On September 23rd, we had the inaugural meeting of the newly re-chartered CSRIC III Working Group 7, and I appreciate Ari Schwartz of the Department of Commerce coming to address this group of almost 60 experts from industry and government. These experts include luminaries from this panel including Michael O’Reirdan and then Max Weinstein is on one of our working groups. Rodney Joffre, Alan Paller and Steve Crocker are other examples of this all-star CSRIC. Over the next 18 months, the new CSRIC III will be reviewing the efforts undertaken within the international community and among domestic stakeholder groups, such as the Australian Internet Industry Code of Practice, relevant Internet Engineering Task Force (IETF) Requests for Comment, and the work of the Messaging Anti-Abuse Working Group (MAAWG), for applicability to U.S. ISPs. Building on the work of CSRIC II Working Group 8, in coordination with DHS and the Department of Commerce, and informed by the results of the botnet RFI, the CSRIC III’s Working Group 7 will propose a set of agreed-upon voluntary practices and a framework for ISP implementation. The Working Group will also identify potential ISP implementation obstacles and identify steps the FCC and other Federal partners can take that may help overcome them. Furthermore, the Working Group will identify outcome-oriented performance metrics to evaluate the effectiveness of their work in addressing the botnet problem. We will work very closely with our federal partners.
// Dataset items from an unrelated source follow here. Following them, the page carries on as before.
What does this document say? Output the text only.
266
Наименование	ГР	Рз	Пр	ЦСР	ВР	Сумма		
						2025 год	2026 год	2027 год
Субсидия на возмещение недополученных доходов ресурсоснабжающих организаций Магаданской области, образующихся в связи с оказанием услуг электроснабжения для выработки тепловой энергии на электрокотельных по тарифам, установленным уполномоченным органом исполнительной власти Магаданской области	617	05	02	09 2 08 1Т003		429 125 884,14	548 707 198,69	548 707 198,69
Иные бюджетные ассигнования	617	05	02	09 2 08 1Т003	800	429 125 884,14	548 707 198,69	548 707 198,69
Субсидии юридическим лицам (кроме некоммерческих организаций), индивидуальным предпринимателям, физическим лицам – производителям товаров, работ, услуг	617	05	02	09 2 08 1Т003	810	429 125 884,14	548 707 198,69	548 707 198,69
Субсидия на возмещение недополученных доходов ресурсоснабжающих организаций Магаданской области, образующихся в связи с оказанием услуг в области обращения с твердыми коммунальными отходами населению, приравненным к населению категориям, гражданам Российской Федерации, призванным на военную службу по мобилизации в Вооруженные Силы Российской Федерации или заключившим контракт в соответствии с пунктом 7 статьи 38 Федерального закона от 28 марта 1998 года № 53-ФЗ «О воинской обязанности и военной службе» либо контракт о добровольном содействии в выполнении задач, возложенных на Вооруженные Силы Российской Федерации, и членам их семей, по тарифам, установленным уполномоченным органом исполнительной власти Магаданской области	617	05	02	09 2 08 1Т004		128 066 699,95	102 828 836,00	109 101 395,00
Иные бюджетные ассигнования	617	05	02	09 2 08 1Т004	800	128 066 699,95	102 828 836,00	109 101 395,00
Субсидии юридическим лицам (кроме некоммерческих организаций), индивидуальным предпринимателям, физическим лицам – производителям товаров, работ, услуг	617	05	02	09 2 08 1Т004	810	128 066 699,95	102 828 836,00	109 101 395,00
We are committed to working vigorously with our Federal partners and industry to reduce the impact of botnets, through efforts such as those we have challenged CSRIC III to work, to identify effective ways in which we can leverage the lessons being learned globally to create an environment where botnets find it difficult to thrive and ISPs can operate in a cooperative, voluntary manner to remediate their effects.
Again, thank you for allowing me to participate on this panel. I look forward to our continued discussion and work in this important area.